While Q3 GDP was strong, at least some of the strength reflected the weakness of the June result. The economy is growing at a 4% pace, not something close to 10%!
As far as the outlook for the NZD is concerned, it is too early to conclude that it will not continue to rebound. The TWI has already risen some 4% from the low in mid-December.
The RBNZ's own research suggests that policy decisions made without the benefit of a full review of the economic outlook are more likely to produce errors than decisions made after such a review. Thus, such decisions should only be taken under compelling circumstances. We don't think these circumstances exist. By moving on 19 January, the RBNZ will lift the status of the interim reviews and return investor focus to the difference between the RBNZ's expectations for historical data and the actual outcome.

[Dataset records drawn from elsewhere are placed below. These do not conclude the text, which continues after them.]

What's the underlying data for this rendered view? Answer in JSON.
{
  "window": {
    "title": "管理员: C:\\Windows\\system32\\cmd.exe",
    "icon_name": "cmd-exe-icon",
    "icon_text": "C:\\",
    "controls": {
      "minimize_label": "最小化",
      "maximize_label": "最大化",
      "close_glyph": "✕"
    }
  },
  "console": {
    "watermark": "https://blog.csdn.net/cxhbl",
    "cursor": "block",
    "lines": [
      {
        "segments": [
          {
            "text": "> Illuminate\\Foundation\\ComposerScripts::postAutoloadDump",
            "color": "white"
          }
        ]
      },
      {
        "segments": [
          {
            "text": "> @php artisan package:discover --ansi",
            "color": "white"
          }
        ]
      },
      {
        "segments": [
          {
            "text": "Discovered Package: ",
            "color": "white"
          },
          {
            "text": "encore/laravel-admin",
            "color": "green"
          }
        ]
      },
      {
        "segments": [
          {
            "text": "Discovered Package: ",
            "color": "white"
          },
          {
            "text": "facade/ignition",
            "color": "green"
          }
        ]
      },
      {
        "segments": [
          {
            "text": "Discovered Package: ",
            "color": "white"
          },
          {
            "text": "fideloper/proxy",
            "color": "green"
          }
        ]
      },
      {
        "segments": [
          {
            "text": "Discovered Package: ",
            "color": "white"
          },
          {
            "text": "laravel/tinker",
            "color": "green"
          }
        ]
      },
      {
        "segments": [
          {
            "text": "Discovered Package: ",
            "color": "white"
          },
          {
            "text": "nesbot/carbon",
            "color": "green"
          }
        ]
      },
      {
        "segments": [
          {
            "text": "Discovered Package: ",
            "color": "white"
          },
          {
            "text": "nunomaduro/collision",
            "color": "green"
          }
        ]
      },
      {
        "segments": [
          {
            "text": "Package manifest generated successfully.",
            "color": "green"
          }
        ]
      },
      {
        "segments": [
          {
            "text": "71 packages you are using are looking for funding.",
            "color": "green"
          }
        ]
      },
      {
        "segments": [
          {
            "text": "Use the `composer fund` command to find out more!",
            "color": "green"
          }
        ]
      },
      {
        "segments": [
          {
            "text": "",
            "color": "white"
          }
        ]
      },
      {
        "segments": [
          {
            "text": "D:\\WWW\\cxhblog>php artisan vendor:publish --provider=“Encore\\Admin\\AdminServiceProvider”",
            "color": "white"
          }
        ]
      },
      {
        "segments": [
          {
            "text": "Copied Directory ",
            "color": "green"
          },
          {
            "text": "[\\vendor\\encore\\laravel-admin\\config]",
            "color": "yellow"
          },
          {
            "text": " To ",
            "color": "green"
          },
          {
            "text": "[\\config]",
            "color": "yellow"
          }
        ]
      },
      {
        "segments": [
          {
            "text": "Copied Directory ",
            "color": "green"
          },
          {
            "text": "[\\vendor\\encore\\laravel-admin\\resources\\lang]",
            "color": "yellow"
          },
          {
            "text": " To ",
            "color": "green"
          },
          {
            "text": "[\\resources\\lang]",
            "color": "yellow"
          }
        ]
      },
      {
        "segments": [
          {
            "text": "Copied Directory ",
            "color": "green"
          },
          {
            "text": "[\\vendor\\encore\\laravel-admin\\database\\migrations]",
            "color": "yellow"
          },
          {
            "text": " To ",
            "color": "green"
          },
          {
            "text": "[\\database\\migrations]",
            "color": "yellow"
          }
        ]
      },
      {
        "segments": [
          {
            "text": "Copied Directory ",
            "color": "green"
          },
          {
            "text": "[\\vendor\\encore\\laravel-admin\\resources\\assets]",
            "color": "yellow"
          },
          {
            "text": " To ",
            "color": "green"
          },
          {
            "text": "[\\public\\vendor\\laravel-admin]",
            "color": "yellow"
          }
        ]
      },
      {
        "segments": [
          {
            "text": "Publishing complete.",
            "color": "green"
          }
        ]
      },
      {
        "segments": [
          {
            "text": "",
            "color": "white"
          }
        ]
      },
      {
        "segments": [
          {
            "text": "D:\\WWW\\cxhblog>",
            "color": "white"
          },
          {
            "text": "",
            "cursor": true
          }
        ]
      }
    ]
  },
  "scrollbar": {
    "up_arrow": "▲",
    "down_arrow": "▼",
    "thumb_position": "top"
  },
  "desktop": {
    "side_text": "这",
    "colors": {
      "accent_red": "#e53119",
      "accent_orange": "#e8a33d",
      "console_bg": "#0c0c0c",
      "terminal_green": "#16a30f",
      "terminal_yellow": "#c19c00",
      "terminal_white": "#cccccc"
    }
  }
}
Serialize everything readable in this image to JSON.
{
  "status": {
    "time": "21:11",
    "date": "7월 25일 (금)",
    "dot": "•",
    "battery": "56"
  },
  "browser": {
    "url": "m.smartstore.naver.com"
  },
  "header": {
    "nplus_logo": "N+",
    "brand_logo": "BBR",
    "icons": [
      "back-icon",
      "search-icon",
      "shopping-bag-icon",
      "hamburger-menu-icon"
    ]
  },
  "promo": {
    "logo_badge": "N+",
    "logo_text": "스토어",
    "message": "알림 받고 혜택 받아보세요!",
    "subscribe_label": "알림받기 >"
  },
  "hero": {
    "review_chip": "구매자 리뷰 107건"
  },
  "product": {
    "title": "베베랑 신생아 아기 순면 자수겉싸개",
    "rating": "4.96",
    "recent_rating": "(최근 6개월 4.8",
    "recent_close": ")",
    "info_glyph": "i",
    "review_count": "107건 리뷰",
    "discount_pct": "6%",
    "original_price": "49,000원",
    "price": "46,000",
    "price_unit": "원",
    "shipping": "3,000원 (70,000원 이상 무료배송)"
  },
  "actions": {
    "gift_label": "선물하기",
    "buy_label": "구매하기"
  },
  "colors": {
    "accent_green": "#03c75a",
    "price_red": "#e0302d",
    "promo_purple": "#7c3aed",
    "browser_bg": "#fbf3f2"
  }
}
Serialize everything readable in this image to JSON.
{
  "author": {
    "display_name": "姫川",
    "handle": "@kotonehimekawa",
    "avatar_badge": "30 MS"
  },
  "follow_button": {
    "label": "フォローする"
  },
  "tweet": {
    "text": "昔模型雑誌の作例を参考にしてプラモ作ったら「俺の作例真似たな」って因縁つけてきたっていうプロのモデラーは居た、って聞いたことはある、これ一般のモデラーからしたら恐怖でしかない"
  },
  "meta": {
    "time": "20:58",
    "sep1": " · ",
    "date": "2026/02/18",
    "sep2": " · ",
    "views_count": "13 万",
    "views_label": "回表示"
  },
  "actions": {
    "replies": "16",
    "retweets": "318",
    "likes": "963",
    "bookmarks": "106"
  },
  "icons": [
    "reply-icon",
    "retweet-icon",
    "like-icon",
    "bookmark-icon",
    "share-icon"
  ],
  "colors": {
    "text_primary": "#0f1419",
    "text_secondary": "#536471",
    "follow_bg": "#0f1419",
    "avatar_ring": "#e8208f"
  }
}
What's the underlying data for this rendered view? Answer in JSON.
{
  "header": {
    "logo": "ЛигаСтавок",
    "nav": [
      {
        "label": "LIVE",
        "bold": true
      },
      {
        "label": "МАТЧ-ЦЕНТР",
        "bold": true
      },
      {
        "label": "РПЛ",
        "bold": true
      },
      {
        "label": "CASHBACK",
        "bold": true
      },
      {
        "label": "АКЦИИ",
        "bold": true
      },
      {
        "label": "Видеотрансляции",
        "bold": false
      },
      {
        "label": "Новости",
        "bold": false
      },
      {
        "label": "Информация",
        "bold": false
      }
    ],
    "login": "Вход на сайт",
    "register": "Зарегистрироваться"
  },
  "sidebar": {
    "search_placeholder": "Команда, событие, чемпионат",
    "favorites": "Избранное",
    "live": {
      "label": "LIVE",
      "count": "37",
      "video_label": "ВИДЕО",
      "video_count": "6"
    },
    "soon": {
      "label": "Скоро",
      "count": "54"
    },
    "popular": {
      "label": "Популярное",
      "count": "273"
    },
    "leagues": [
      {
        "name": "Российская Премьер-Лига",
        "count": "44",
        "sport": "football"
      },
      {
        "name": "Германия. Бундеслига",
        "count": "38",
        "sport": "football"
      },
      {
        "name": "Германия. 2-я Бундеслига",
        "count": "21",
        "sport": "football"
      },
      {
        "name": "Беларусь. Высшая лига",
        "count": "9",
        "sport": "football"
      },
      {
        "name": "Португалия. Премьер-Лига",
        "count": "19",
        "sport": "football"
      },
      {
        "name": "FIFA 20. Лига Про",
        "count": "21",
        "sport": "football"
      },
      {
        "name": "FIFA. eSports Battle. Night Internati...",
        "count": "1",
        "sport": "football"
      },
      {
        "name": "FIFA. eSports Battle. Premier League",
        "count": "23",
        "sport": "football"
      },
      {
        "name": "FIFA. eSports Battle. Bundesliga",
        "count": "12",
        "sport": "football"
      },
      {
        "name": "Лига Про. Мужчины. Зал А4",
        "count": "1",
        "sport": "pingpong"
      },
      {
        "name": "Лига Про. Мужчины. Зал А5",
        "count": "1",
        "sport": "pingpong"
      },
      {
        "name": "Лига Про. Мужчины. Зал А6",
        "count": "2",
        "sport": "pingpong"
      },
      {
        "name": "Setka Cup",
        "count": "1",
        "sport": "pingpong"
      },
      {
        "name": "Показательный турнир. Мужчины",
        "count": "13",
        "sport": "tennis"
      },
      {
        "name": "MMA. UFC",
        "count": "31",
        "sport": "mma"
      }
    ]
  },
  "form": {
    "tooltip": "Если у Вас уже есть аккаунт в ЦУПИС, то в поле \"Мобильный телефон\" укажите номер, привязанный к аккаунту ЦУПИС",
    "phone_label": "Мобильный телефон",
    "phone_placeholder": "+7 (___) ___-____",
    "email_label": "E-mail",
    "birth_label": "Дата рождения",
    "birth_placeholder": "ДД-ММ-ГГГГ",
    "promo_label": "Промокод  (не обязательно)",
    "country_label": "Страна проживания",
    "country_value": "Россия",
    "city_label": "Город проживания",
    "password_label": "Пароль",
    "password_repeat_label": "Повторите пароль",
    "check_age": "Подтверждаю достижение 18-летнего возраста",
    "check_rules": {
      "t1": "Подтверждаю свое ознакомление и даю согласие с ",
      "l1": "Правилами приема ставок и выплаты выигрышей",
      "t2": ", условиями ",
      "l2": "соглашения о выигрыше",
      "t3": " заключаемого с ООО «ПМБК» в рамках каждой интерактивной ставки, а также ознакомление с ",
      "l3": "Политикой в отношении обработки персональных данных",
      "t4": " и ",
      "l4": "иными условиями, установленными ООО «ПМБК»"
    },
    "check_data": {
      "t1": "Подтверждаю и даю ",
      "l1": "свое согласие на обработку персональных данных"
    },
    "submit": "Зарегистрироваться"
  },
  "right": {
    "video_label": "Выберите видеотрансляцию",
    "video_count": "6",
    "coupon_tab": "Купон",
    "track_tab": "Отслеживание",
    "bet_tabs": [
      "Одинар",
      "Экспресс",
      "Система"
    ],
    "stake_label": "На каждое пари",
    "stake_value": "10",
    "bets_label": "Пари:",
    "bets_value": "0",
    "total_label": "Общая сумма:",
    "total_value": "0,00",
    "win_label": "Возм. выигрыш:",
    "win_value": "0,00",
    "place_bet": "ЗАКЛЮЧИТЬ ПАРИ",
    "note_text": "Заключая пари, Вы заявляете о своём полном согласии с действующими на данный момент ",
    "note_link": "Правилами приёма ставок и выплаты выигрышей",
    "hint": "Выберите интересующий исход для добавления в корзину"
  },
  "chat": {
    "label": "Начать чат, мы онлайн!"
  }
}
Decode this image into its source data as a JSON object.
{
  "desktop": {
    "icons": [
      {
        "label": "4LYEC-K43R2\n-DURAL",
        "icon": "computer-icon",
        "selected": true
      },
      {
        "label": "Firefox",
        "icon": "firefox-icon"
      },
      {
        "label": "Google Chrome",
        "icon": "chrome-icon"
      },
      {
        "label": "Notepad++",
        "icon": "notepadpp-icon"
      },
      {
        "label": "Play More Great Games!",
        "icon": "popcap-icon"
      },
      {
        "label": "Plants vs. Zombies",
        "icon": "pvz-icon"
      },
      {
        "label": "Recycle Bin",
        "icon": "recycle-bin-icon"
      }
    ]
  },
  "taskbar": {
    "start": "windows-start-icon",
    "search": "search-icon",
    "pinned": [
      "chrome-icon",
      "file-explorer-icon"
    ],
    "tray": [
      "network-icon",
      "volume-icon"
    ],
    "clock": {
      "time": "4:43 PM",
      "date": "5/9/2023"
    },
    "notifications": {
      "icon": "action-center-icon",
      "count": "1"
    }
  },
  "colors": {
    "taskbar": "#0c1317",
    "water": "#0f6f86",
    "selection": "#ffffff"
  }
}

The timing of the review is also unfortunate. The CPI for Q4 is published at 10.45am the same morning. The RBNZ will not have access to that data in advance, so there is a risk inflation surprises on the downside.
Of course, the Bank would argue that historical inflation numbers have little impact on its assessment of medium-term inflation pressures. Thus, the December quarter CPI outcome is irrelevant for the setting of monetary policy. A similar argument can be made about the September quarter GDP result. Does the publication of one GDP number fundamentally change the medium-term outlook? It didn't when GDP fell in the June quarter. While historical CPI numbers may not be all that important for the medium-term outlook, a surprisingly low number will have a negative impact on the RBNZ's credibility if the bank has just tightened.
* The market reaction if the RBNZ does move
The bill strip currently has a 25 bp rate hike in January priced in. This could be interpreted as meaning that the market reaction to a rate hike would be minimal.
We very much doubt this would be the case. Few, if any, market commentators are expecting a rate hike despite what the market "seems" to be pricing in. A similar situation existed in August last year, when the Bank expressed surprise in the market's negative reaction to its signal of higher interest rates given that the market was already pricing in higher rates than it was forecasting.
A January rate hike would also call into question the RBNZ's "new" approach. The Bank is supposedly focusing on the medium-term and is less concerned about short-term fluctuations in the currency. The RBNZ has also emphasised that with lower inflation expectations it is now able to tolerate somewhat greater variability in inflation in order to reduce variability in output. With interest rates already having moved up significantly, there would appear to be little to gain from a move in January. We think many investors would be confused by the move.
As a result, we think the investor reaction to a January rate hike would be negative. Both the currency and the bond market would be expected to sell off. Indeed, we would not be surprised if overall monetary conditions as measured by the MCI actually eased in reaction to the rate hike.
Notwithstanding our concerns about a January rate hike, we believe the RBNZ will eventually be forced to push interest rates much higher than it currently sees as necessary. For this reason our "opposition" to a January rate hike might seem counter-intuitive. However, we think it important for the smooth functioning of monetary policy that the Bank's actions are well thought out, supported by a full review of the inflation outlook and clearly signalled. We don't think a rate rise on 19 January will meet these criteria.